No takers yet for diamond mine
28 June 2018 | Business
The mine, which was commissioned in 1991, has a remaining productive lifespan of only one year. But Namdeb says it could continue to operate beyond 2019 if a low-cost operator steps in. If that does not happen, Namdeb would close the mine. When asked for an update on the process, Namdeb spokesperson Pauline Thomas referred Namibian Sun to Standard Bank, which is handling the sale on behalf of Namdeb. Standard Bank would not comment, citing a confidentiality agreement with Namdeb.
Bids for the purchase of the mine closed on 13 April. Namdeb previously said it would close the mine if no buyer was found, citing the high cost of keeping the mine open.
“In the event that there are no takers for Elizabeth Bay Mine, we will go ahead and close the mine. We have other mines that we are focusing on and Elizabeth Bay Mine is not a priority at the moment for Namdeb from a cost perspective,” Thomas earlier told Windhoek Observer. In 2009, following the economic downturn, the mine was put in care and maintenance. In 2011, operations resumed through the implementation of the Elizabeth Bay Optimisation Project which, at the time, projected a four-year life-of-mine to 2014.
Continuous innovation ensured that the mine has continued to operate well beyond this time, with the current life-of-mine extending to 2019. Following a recent review, it was concluded that the best way to secure a longer future for the mine was to find a low-cost operator that would allow the mine to continue contributing to the economy. According to Namdeb, the mine employs around 160 people and produced around 200 000 carats of diamonds in 2017.
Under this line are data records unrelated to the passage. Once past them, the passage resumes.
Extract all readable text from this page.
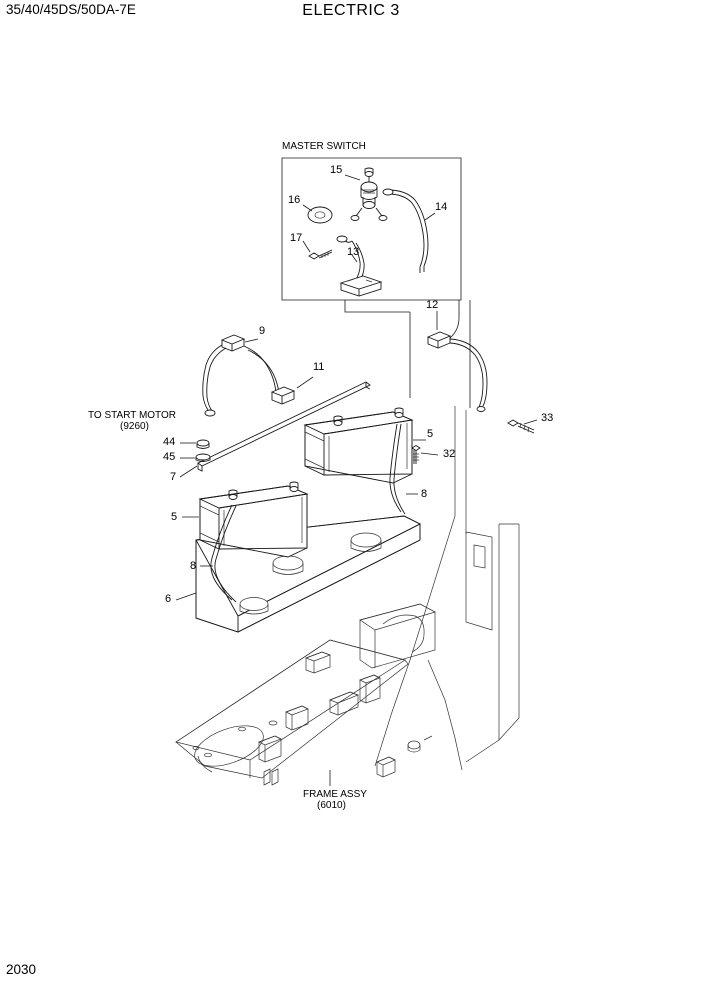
35/40/45DS/50DA-7E	ELECTRIC 3
2030
MASTER SWITCH
TO START MOTOR
(9260)
FRAME ASSY
(6010)
15
16
17
13
14
12
9
11
33
44
45
7
5
32
8
5
8
6
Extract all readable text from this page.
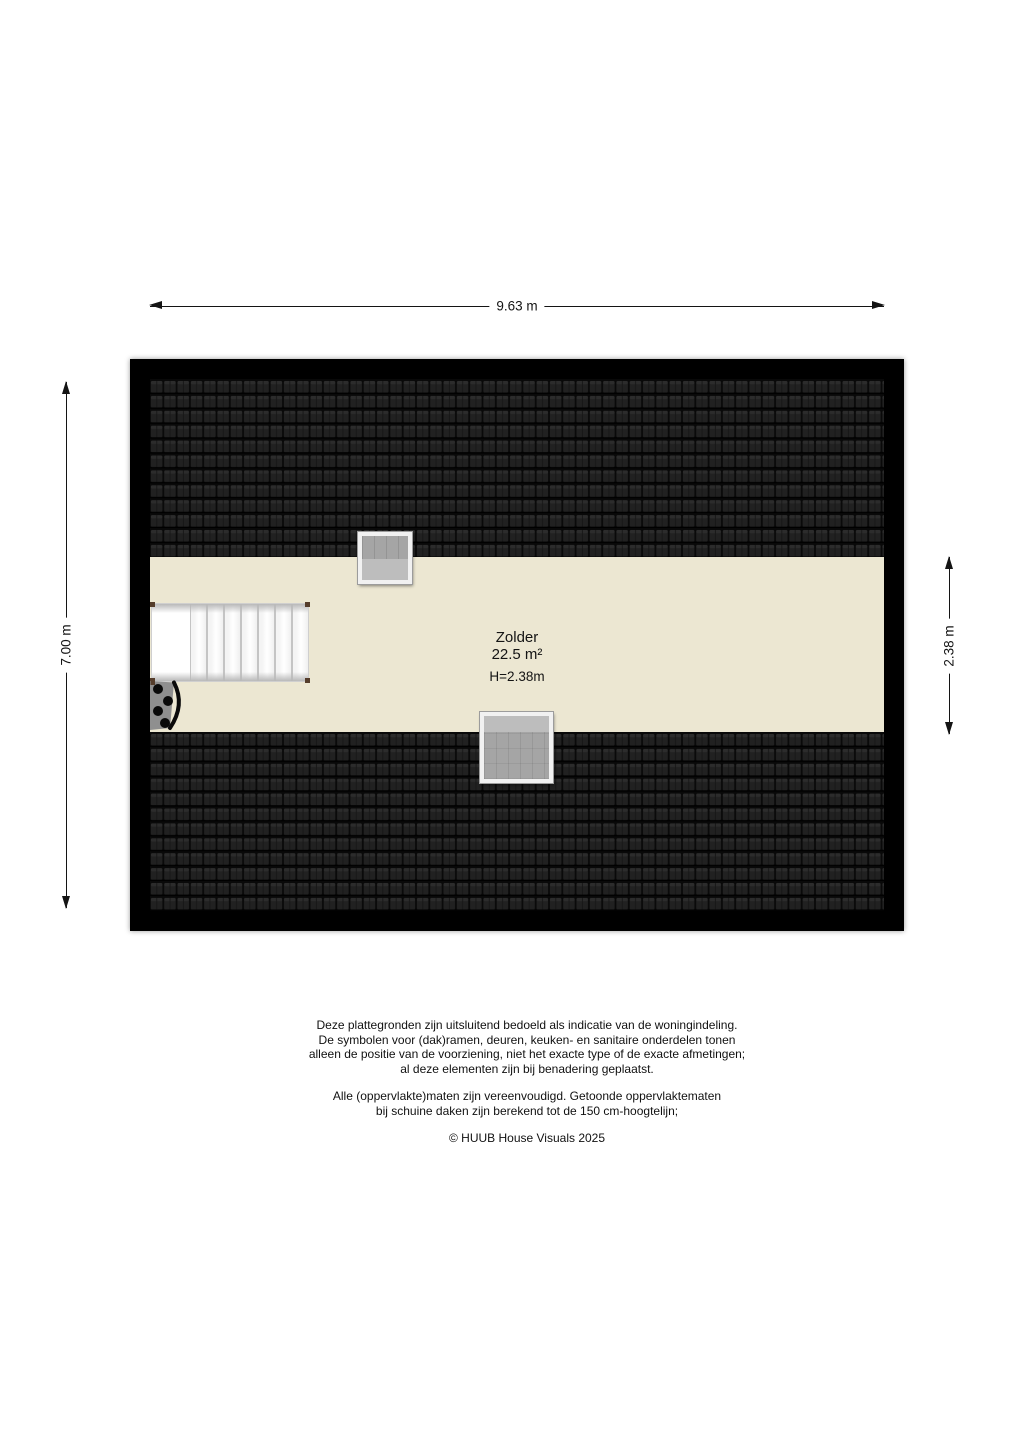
9.63 m
7.00 m	2.38 m
Zolder
22.5 m²
H=2.38m
Deze plattegronden zijn uitsluitend bedoeld als indicatie van de woningindeling.
De symbolen voor (dak)ramen, deuren, keuken- en sanitaire onderdelen tonen
alleen de positie van de voorziening, niet het exacte type of de exacte afmetingen;
al deze elementen zijn bij benadering geplaatst.
Alle (oppervlakte)maten zijn vereenvoudigd. Getoonde oppervlaktematen
bij schuine daken zijn berekend tot de 150 cm-hoogtelijn;
© HUUB House Visuals 2025
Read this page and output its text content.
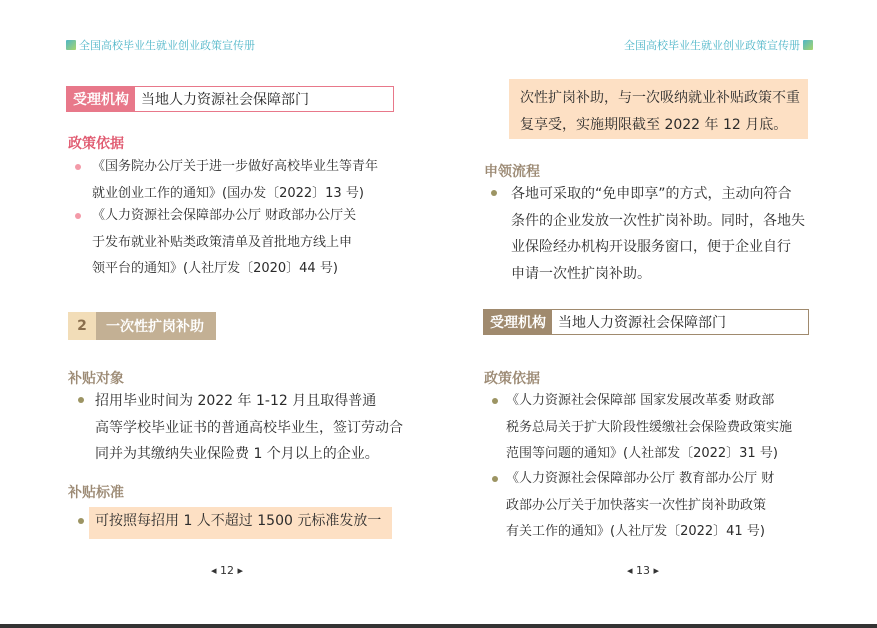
全国高校毕业生就业创业政策宣传册	全国高校毕业生就业创业政策宣传册
受理机构 当地人力资源社会保障部门
政策依据
《国务院办公厅关于进一步做好高校毕业生等青年
就业创业工作的通知》(国办发〔2022〕13 号)
《人力资源社会保障部办公厅 财政部办公厅关
于发布就业补贴类政策清单及首批地方线上申
领平台的通知》(人社厅发〔2020〕44 号)
2	一次性扩岗补助
补贴对象
招用毕业时间为 2022 年 1-12 月且取得普通
高等学校毕业证书的普通高校毕业生，签订劳动合
同并为其缴纳失业保险费 1 个月以上的企业。
补贴标准
可按照每招用 1 人不超过 1500 元标准发放一
◂ 12 ▸
次性扩岗补助，与一次吸纳就业补贴政策不重
复享受，实施期限截至 2022 年 12 月底。
申领流程
各地可采取的“免申即享”的方式，主动向符合
条件的企业发放一次性扩岗补助。同时，各地失
业保险经办机构开设服务窗口，便于企业自行
申请一次性扩岗补助。
受理机构 当地人力资源社会保障部门
政策依据
《人力资源社会保障部 国家发展改革委 财政部
税务总局关于扩大阶段性缓缴社会保险费政策实施
范围等问题的通知》(人社部发〔2022〕31 号)
《人力资源社会保障部办公厅 教育部办公厅 财
政部办公厅关于加快落实一次性扩岗补助政策
有关工作的通知》(人社厅发〔2022〕41 号)
◂ 13 ▸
The Mineworkers Union of Namibia has expressed concern about the developments at Elizabeth Bay. Its president, Desley Somseb, says they have addressed their concerns to the vice-president.
According to him, there ought to be regular stakeholder engagements with all affected parties. He claimed that the ministry of mines was preparing a report about the future of the mine.
“There is a plan rolled out by government. Meetings took place but I cannot confirm when the report will be done,” Somseb said.
The mining sector recently witnessed job losses at the Langer Heinrich uranium mine, where 600 people were laid off. Weatherly International's Tschudi copper mine is also not in full production because of groundwater flooding.